Spying on Our Allies?

Over the last couple of years we've been treated to a steady diet of stories in the media about how America's intelligence agencies have been spying on nearly everyone including our allies. The agencies that are getting the most attention are the NSA and the CIA. The NSA's vast electronic intelligence gathering apparatus has allegedly gone so far as to monitor the phone calls of Germany's Chancellor Angela Merkel. And the German government recently ordered the CIA's Berlin Station Chief to leave the country a few days after the arrest of a German citizen who is suspected of selling secrets to the CIA. It seems to me that it's a brave new intelligence world, one that appears to be completely out of control.

I don't want to overstate my own credentials here, so let me be clear. I was a Sergeant in the Army's intelligence branch.

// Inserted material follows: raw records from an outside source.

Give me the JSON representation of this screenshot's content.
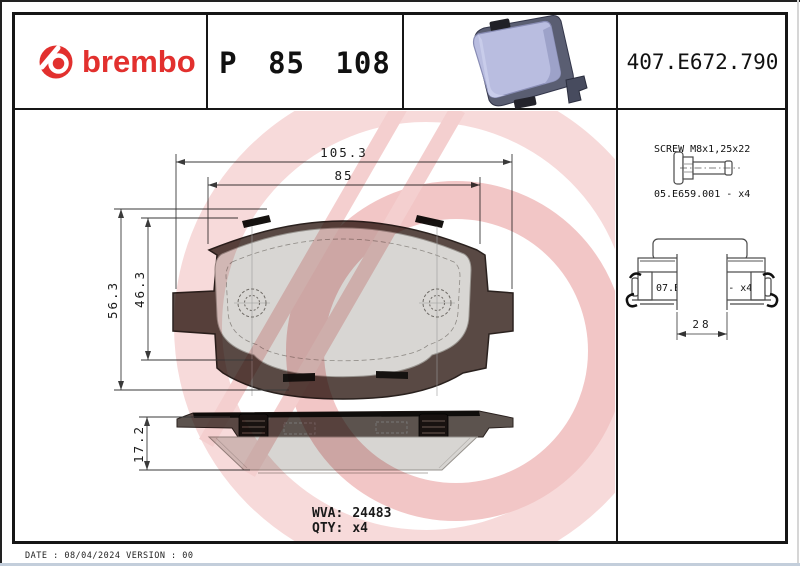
{
  "header": {
    "brand": "brembo",
    "part_number": "P 85 108",
    "catalog_number": "407.E672.790"
  },
  "right_panel": {
    "screw_line1": "SCREW M8x1,25x22",
    "screw_line2": "05.E659.001 - x4",
    "clip_line1": "CLIP SPRING",
    "clip_line2": "07.E658.047 - x4",
    "clip_width_dim": "28"
  },
  "drawing": {
    "dim_width_outer": "105.3",
    "dim_width_inner": "85",
    "dim_height_outer": "56.3",
    "dim_height_inner": "46.3",
    "dim_thickness": "17.2"
  },
  "footer": {
    "wva_label": "WVA:",
    "wva_value": "24483",
    "qty_label": "QTY:",
    "qty_value": "x4",
    "date_line": "DATE : 08/04/2024 VERSION : 00"
  },
  "colors": {
    "brand_red": "#e2302e",
    "backing_plate": "#594944",
    "friction_material": "#d8d6d3",
    "watermark_pink": "#f6d6d6",
    "pad_render_face": "#b9bde0"
  }
}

I was trained as a Russian linguist and an electronic warfare intercept operator before being stationed at Field Station Berlin from August of 1983 through June of 1986. My job was to monitor the communications of the Soviet military. We did that in a variety of ways which are likely still classified - no need to go into any of that here. What we did NOT engage in, what was strictly forbidden at least at my operational level, was monitoring the communications of Americans or the communications of our allies. There were rules that were made quite clear to us regarding such activity, and the sanctions for violating those rules would have been severe.

Look, I'm not so naive as to think that back during the Cold War we never spied on our allies . What I'm saying is I wasn't doing it and, so far as I know, the men and women I worked with weren't doing it either. What I'm also saying is that my sense is that such activity does far more harm than good, that nowadays it seems massive in scale, and at the same time almost routine in execution. Maybe the Cold War was different. You sort of knew who was on your side and who was on the other side. Hell, the Commies even built a big-ass wall to make it clear where the line between the two sides was. Maybe that clarity is impossible to achieve today so we cast the widest net possible and too damn bad if some of our friends get caught up in that net. Well, from my limited perspective, spying on our friends is both bad policy and of dubious benefit. I'd rather see us focus on the people, and there are plenty of them, whose politics and actions make it clear which side of the 21st century's virtual wall they're on.